Security Vulnerability in Apache InLong Apache InLong is an open-source data integration framework that provides massive conversion of data and data exchange services. An attacker can inject code to control the behavior of the program.
The vulnerability, CVE-2025-27528, would allow attackers to read arbitrary files from InLong systems that have vulnerable versions of the software installed, allowing them to potentially leak sensitive data and gain unauthorized access. Security researchers are advising consumers to protect themselves against the threat now.
The weakness is due to the mismanagement of specific objects in the JDBC URL. Through the combination of tags on the connection string, an attacker could evade security measures and be able to read from files it was not supposed to. This might help them gain access to configuration files, logs, or worse, whatever sensitive data is hosted on the server.
The Snyk database classifies this vulnerability as critical, while the CVSS assigned score is 9.3. The attack can be carried out remotely, without any special conditions or permissions and without any user interaction, which makes it particularly dangerous.
An attacker that successfully exploited this vulnerability could cause a range of downstream impacts with high confidence, including exposure of sensitive information and data tampering.
All versions of Apache InLong prior to 1.3.0 are affected by this vulnerability. Users are strongly encouraged to upgrade to 1.3.0 or later as soon as possible. This update provides the code fixes to prevent character special characters to be improperly processed in the JDBC driver that could be exploited.
As well as applying patches, Avast said, users should also check their InLong setup to make sure access to the InLong server is properly restricted and audited. Network segregation or minimizing the attack surface can also help reduce the likelihood of exploitation.
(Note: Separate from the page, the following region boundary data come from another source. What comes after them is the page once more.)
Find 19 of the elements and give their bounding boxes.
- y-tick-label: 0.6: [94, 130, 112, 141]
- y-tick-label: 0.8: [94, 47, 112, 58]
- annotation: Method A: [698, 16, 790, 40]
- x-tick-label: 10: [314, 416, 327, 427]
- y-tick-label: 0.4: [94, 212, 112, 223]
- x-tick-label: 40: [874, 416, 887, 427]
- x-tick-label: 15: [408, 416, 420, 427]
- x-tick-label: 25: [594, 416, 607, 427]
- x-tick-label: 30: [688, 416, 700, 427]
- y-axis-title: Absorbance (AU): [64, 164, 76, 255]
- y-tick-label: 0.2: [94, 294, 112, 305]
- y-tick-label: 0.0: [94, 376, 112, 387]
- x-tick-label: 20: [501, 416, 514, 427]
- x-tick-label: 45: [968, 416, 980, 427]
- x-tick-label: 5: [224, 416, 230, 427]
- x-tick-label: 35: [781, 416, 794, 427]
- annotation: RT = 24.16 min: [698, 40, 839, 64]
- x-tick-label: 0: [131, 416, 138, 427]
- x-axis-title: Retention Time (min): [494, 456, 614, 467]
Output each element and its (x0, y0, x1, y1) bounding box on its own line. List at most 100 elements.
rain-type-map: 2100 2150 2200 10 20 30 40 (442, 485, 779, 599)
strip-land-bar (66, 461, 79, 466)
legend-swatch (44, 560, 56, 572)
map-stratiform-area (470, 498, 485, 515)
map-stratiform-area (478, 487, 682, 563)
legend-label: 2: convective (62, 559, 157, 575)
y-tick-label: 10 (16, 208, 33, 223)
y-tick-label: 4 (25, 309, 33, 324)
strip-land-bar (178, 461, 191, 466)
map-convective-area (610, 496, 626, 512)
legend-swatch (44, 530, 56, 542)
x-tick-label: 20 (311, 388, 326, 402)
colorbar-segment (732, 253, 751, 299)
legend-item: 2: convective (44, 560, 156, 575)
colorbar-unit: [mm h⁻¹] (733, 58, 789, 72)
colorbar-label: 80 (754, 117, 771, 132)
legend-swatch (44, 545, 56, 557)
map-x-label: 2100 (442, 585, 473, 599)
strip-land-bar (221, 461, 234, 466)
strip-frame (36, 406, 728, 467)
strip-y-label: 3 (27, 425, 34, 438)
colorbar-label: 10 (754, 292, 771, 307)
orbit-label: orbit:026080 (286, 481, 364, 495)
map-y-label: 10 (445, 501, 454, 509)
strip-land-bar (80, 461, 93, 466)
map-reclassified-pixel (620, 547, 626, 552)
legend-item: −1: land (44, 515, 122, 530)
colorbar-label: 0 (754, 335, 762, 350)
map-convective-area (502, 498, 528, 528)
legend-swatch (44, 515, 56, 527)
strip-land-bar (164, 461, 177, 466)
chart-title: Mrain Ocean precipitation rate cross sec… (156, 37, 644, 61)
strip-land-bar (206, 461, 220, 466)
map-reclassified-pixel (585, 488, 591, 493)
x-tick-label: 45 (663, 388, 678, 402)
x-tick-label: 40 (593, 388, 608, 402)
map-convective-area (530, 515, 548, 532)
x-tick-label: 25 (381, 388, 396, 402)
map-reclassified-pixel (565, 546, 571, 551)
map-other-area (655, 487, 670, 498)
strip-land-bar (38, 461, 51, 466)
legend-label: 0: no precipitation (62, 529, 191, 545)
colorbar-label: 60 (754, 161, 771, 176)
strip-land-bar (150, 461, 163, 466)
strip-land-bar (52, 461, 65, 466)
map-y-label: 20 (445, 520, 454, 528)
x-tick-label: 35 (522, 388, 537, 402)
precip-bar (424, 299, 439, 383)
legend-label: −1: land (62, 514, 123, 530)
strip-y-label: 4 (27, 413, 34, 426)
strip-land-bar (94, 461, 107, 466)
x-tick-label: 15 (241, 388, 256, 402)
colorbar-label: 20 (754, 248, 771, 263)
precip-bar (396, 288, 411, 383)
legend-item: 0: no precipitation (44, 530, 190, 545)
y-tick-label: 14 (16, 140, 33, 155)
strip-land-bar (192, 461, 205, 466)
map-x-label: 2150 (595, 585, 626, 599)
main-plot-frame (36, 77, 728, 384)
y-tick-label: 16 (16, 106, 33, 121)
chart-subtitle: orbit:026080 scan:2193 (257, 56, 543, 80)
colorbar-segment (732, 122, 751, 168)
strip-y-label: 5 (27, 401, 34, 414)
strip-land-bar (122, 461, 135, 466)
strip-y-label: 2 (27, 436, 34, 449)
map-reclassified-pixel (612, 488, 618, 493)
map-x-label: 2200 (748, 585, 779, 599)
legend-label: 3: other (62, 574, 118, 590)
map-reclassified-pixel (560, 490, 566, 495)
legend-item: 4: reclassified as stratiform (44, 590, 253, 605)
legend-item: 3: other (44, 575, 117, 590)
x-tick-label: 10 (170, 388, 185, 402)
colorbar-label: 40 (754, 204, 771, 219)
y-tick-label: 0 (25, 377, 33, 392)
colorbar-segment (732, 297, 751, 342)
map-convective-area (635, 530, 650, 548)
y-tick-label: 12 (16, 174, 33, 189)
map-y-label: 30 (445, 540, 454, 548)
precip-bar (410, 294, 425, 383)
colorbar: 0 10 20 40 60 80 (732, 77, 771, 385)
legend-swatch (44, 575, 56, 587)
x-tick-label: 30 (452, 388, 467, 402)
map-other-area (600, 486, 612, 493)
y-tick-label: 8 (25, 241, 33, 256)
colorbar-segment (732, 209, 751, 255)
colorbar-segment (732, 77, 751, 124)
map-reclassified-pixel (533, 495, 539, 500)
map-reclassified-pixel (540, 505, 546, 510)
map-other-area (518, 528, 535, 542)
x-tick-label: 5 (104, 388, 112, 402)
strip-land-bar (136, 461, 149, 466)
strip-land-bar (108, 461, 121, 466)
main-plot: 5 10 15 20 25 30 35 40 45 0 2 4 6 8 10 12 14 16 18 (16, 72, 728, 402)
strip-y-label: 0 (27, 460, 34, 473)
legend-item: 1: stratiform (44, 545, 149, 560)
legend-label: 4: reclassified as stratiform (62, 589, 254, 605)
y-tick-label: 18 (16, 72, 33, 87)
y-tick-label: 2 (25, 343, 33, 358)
An advisory describing this issue and the required action is available from the Apache Software Foundation. Please refer to this advisory for complete information and remediations to secure your InLong deployments.
What this vulnerability reinforces is the need to keep all software components up to date and follow best practices when it comes to applying security patches. For those enterprises that actually use Apache InLong for your data integration pipeline, now is your chance to ensure your valuable data assets are not held to ransom by some nefarious cybercriminal.